Moving time for outdoor plants

As nighttime temperatures begin to dip from 55 to 60 degrees, it’s time to bring houseplants inside. Lisa Eldred Steinkopf, houseplant guru and author of “Grow in the Dark: How to Choose and Care for Low-Light Houseplants” (Cool Springs Press), suggests moving to a shady spot for a while. days before activity to help them acclimate to low light conditions indoors.

As the heat goes, humidity decreases and plants, except cactus, hate dry heat. Don’t be surprised if the leaves turn yellow and fall off. Your plant is being repaired. So don’t overreact and drink water daily. Some plants prefer the soil to be slightly dry while others like moist soil. But dry soil is a recipe for disaster. Your moisture meter will help you gauge how much water your plants need.
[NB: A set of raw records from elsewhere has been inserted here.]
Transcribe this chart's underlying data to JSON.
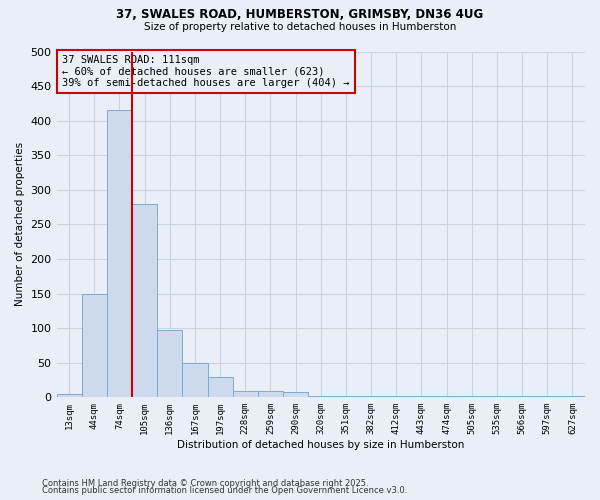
{
  "title1": "37, SWALES ROAD, HUMBERSTON, GRIMSBY, DN36 4UG",
  "title2": "Size of property relative to detached houses in Humberston",
  "xlabel": "Distribution of detached houses by size in Humberston",
  "ylabel": "Number of detached properties",
  "bar_color": "#ccdaec",
  "bar_edge_color": "#7aadd4",
  "categories": [
    "13sqm",
    "44sqm",
    "74sqm",
    "105sqm",
    "136sqm",
    "167sqm",
    "197sqm",
    "228sqm",
    "259sqm",
    "290sqm",
    "320sqm",
    "351sqm",
    "382sqm",
    "412sqm",
    "443sqm",
    "474sqm",
    "505sqm",
    "535sqm",
    "566sqm",
    "597sqm",
    "627sqm"
  ],
  "values": [
    5,
    150,
    415,
    280,
    97,
    50,
    30,
    9,
    9,
    7,
    2,
    2,
    2,
    2,
    2,
    2,
    2,
    2,
    2,
    2,
    2
  ],
  "vline_x": 2.5,
  "vline_color": "#cc0000",
  "annotation_text": "37 SWALES ROAD: 111sqm\n← 60% of detached houses are smaller (623)\n39% of semi-detached houses are larger (404) →",
  "annotation_box_color": "#cc0000",
  "ylim": [
    0,
    500
  ],
  "yticks": [
    0,
    50,
    100,
    150,
    200,
    250,
    300,
    350,
    400,
    450,
    500
  ],
  "grid_color": "#c8d4e4",
  "background_color": "#eaeff7",
  "footer_line1": "Contains HM Land Registry data © Crown copyright and database right 2025.",
  "footer_line2": "Contains public sector information licensed under the Open Government Licence v3.0."
}
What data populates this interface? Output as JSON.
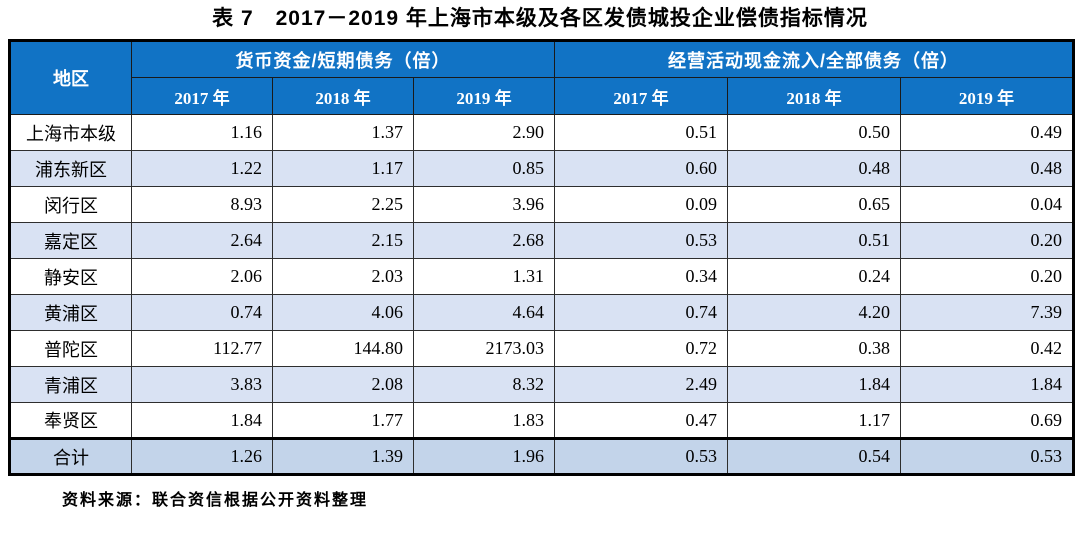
{
  "title": "表 7　2017－2019 年上海市本级及各区发债城投企业偿债指标情况",
  "table": {
    "corner_header": "地区",
    "groups": [
      {
        "label": "货币资金/短期债务（倍）",
        "years": [
          "2017 年",
          "2018 年",
          "2019 年"
        ]
      },
      {
        "label": "经营活动现金流入/全部债务（倍）",
        "years": [
          "2017 年",
          "2018 年",
          "2019 年"
        ]
      }
    ],
    "rows": [
      {
        "region": "上海市本级",
        "values": [
          "1.16",
          "1.37",
          "2.90",
          "0.51",
          "0.50",
          "0.49"
        ]
      },
      {
        "region": "浦东新区",
        "values": [
          "1.22",
          "1.17",
          "0.85",
          "0.60",
          "0.48",
          "0.48"
        ]
      },
      {
        "region": "闵行区",
        "values": [
          "8.93",
          "2.25",
          "3.96",
          "0.09",
          "0.65",
          "0.04"
        ]
      },
      {
        "region": "嘉定区",
        "values": [
          "2.64",
          "2.15",
          "2.68",
          "0.53",
          "0.51",
          "0.20"
        ]
      },
      {
        "region": "静安区",
        "values": [
          "2.06",
          "2.03",
          "1.31",
          "0.34",
          "0.24",
          "0.20"
        ]
      },
      {
        "region": "黄浦区",
        "values": [
          "0.74",
          "4.06",
          "4.64",
          "0.74",
          "4.20",
          "7.39"
        ]
      },
      {
        "region": "普陀区",
        "values": [
          "112.77",
          "144.80",
          "2173.03",
          "0.72",
          "0.38",
          "0.42"
        ]
      },
      {
        "region": "青浦区",
        "values": [
          "3.83",
          "2.08",
          "8.32",
          "2.49",
          "1.84",
          "1.84"
        ]
      },
      {
        "region": "奉贤区",
        "values": [
          "1.84",
          "1.77",
          "1.83",
          "0.47",
          "1.17",
          "0.69"
        ]
      },
      {
        "region": "合计",
        "values": [
          "1.26",
          "1.39",
          "1.96",
          "0.53",
          "0.54",
          "0.53"
        ]
      }
    ]
  },
  "source_note": "资料来源：联合资信根据公开资料整理",
  "colors": {
    "header_bg": "#1173C5",
    "header_text": "#FFFFFF",
    "stripe_bg": "#D9E2F3",
    "total_bg": "#C3D4EA"
  }
}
Some indoor plant books recommend misting the plant with water twice a day, but the mist dries quickly and is of little use, and wetting the leaves can promote disease. It is best to place plants on gravel trays filled with water. As the water evaporates, the humidity rises and the humidity around the plants increases.

To make a pebble tray, take a saucer or shallow tray that is larger than the flower pot and fill it with small pebbles. Add water to a depth below the surface of the rocks. Be careful – just sitting the pot in water will lead to root rot. The gravel should not detract from your decor. For a formal look, use a cut glass tray and glass or plastic crystals on Michael or Joan fabrics. The possibilities are endless.